Jenkins was also a member of the Cleveland Browns, Tampa Bay Buccaneers, and New England Patriots.

==Early life==
Jenkins attended Miami Central High School in Miami, Florida, where he played football as a wide receiver, defensive back, and kick returner. He recorded 1,500 yards and nine touchdowns as a junior, and 62 receptions for 720 yards and nine touchdowns as a senior. He was a recipient of the Nick Kotys award, given to the Miami-Dade County male athlete of the year, and a two-time all-county selection.

==College career==
After graduating from high school, Jenkins attended the University of Miami. As a freshman in 2003, Jenkins played in all 13 games as a receiver and kick returner, averaging 20.2 yards on kickoffs, while making three catches and one touchdown. As a sophomore, Jenkins made two starts at wide receiver, and overall played in 12 games. He had 21 receptions for 230 yards and one touchdown, and finished second behind Devin Hester with a 13.6 yard average on kickoff returns. In 2005, Jenkins missed two games with an injury, but in the ten games he played he had 25 catches for 242 yards and two touchdowns. He led the team in kickoff returns and also returned eight punts. Jenkins started the first three games of his 2006 season, recording 13 receptions before tearing his ACL and missing the rest of the season, which he redshirted. He returned in 2007 to record 31 catches for 619 yards and two touchdowns.

==Professional career==

Pre-draft measurables
| Height | Weight | Arm length | Hand span | 40-yard dash | 10-yard split | 20-yard split | 20-yard shuttle | Three-cone drill | Vertical jump | Broad jump | Bench press |
| 5 ft 9+1⁄4 in (1.76 m) | 187 lb (85 kg) | 31 in (0.79 m) | 9 in (0.23 m) | 4.52 s | 1.53 s | 2.60 s | 4.26 s | 6.86 s | 33.0 in (0.84 m) | 9 ft 7 in (2.92 m) | 13 reps |
All values from NFL Combine/Pro Day

===Houston Texans===
After going undrafted in the 2008 NFL draft, Jenkins was signed by the Houston Texans on May 8. He was waived by the Texans on August 29, 2008, and signed to their practice squad two days later. He was signed to the Texans' 53-man roster on December 16, where he spent the remainder of the season. He was waived by the Texans again on September 5, 2009, and re-signed to their practice squad for a second straight season. He was released by the Texans on October 22, 2009.

===Cleveland Browns===
Jenkins was signed to the practice squad of the Cleveland Browns on October 27, 2009. He was released from it on November 10, 2009.

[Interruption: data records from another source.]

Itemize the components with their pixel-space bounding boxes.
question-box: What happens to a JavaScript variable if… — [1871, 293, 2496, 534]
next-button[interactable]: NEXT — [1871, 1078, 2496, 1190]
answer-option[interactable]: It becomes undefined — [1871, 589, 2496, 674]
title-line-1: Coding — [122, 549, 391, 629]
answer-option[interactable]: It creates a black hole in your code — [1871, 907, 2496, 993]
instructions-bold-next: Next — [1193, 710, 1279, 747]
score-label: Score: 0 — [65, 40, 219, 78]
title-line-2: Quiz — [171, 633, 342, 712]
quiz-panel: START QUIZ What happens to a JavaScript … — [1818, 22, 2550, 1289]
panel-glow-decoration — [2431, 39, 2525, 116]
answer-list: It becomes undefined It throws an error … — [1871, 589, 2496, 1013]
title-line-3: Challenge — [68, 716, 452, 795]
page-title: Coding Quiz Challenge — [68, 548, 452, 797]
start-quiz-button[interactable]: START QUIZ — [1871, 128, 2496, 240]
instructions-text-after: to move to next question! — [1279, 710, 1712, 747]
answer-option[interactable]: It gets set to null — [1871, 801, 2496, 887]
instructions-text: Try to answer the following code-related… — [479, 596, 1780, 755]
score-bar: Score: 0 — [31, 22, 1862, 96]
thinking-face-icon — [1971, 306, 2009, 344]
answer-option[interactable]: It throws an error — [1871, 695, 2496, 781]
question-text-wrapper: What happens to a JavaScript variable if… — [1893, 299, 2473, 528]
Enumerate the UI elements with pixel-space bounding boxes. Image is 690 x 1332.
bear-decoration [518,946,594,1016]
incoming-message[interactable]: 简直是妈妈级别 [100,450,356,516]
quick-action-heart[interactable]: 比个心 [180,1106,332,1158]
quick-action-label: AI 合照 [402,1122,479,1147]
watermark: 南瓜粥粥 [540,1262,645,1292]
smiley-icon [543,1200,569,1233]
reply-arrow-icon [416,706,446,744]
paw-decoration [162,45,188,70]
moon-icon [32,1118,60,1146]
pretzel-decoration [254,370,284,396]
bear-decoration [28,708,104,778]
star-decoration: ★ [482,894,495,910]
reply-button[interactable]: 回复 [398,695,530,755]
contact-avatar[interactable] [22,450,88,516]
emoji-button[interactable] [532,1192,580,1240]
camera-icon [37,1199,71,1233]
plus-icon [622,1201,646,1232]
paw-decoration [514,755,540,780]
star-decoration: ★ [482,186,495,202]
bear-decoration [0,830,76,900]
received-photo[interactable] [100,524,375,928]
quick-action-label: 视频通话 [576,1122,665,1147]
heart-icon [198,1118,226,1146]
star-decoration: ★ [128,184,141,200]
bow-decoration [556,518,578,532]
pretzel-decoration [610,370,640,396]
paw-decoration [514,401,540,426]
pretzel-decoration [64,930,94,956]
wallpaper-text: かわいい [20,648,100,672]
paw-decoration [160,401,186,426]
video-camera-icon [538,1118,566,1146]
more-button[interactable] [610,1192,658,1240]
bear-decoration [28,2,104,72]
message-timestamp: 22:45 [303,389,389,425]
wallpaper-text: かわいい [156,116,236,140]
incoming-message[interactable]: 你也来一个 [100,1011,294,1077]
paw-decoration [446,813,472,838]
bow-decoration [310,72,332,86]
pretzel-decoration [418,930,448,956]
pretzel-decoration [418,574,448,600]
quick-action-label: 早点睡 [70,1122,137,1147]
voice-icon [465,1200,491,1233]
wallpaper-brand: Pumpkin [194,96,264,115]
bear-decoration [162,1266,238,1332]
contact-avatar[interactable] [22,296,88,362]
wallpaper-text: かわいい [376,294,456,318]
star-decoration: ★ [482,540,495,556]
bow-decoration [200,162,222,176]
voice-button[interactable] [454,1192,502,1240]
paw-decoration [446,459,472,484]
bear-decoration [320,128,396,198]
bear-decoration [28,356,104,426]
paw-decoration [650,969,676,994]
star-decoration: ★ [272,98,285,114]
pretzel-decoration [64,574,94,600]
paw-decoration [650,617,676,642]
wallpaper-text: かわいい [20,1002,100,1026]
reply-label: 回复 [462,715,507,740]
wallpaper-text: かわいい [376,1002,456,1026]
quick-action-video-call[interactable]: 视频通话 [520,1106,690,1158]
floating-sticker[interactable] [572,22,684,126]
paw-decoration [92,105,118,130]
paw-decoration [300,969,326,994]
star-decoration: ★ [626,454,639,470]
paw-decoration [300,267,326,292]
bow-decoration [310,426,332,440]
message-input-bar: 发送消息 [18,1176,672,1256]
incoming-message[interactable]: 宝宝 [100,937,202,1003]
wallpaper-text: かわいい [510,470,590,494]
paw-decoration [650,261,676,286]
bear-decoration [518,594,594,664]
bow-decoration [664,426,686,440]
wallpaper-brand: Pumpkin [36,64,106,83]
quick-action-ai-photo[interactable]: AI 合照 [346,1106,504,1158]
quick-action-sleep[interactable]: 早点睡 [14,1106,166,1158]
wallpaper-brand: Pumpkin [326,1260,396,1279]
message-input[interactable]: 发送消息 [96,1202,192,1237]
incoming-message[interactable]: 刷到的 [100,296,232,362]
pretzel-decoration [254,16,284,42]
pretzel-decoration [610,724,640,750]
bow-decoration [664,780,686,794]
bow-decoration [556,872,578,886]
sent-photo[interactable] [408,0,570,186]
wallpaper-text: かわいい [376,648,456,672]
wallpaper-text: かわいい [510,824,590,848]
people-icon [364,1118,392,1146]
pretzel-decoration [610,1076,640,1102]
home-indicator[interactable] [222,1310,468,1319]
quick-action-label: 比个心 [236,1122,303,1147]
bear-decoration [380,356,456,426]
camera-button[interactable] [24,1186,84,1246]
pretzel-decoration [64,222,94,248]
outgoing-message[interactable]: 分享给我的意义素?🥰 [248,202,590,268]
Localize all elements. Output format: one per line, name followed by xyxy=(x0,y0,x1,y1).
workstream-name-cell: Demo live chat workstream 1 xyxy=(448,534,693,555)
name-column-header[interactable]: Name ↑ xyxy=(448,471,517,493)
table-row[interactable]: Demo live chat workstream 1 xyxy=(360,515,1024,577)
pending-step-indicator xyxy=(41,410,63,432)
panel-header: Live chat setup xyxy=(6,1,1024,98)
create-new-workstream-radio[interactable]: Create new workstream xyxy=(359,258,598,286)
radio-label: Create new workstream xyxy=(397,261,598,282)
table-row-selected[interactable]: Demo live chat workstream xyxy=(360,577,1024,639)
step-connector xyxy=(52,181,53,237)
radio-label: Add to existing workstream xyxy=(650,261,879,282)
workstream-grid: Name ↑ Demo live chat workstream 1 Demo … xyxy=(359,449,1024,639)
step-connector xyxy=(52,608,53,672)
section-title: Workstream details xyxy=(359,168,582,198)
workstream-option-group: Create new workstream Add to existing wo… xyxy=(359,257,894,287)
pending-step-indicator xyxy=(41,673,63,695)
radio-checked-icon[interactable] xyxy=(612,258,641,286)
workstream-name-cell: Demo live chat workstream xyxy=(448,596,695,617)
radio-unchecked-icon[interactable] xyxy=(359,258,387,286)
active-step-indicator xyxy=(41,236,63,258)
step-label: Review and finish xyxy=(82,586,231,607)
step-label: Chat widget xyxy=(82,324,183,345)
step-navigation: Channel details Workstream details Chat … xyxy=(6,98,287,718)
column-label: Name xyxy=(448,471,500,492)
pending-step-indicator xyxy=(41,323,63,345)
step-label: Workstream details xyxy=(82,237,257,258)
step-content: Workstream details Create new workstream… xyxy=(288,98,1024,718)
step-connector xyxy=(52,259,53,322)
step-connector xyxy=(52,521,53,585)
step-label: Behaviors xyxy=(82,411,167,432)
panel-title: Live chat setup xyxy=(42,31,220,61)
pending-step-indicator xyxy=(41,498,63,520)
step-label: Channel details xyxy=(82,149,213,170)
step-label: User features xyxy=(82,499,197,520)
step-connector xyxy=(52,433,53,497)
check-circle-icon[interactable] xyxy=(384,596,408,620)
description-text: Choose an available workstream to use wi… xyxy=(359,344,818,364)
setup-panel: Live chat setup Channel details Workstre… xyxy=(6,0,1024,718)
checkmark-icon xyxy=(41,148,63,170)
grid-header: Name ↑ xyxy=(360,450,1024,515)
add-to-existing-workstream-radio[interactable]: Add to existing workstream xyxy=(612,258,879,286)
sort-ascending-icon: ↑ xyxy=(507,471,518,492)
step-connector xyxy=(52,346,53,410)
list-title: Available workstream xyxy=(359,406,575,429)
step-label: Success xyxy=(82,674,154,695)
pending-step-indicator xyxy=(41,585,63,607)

===Tampa Bay Buccaneers===
On November 18, 2009, Jenkins was signed to the Tampa Bay Buccaneers practice squad, but was released from it on December 2, 2009.

===New England Patriots===
The New England Patriots signed Jenkins to their practice squad on December 9, 2009. He was placed on the practice squad/injured list on January 6, 2010 and was re-signed to a future contract on January 12, 2010. He was waived by the Patriots on September 4, during final cuts, and re-signed the next day to the team's practice squad. He was placed on the team's practice squad/injured list on November 3, 2010 with a knee injury. Jenkins was re-signed to a future contract for the 2011 season on January 18, 2011. He was waived on August 29.

===Franklin High School===

Wide receiver coach for Franklin High School, in Franklin, MA.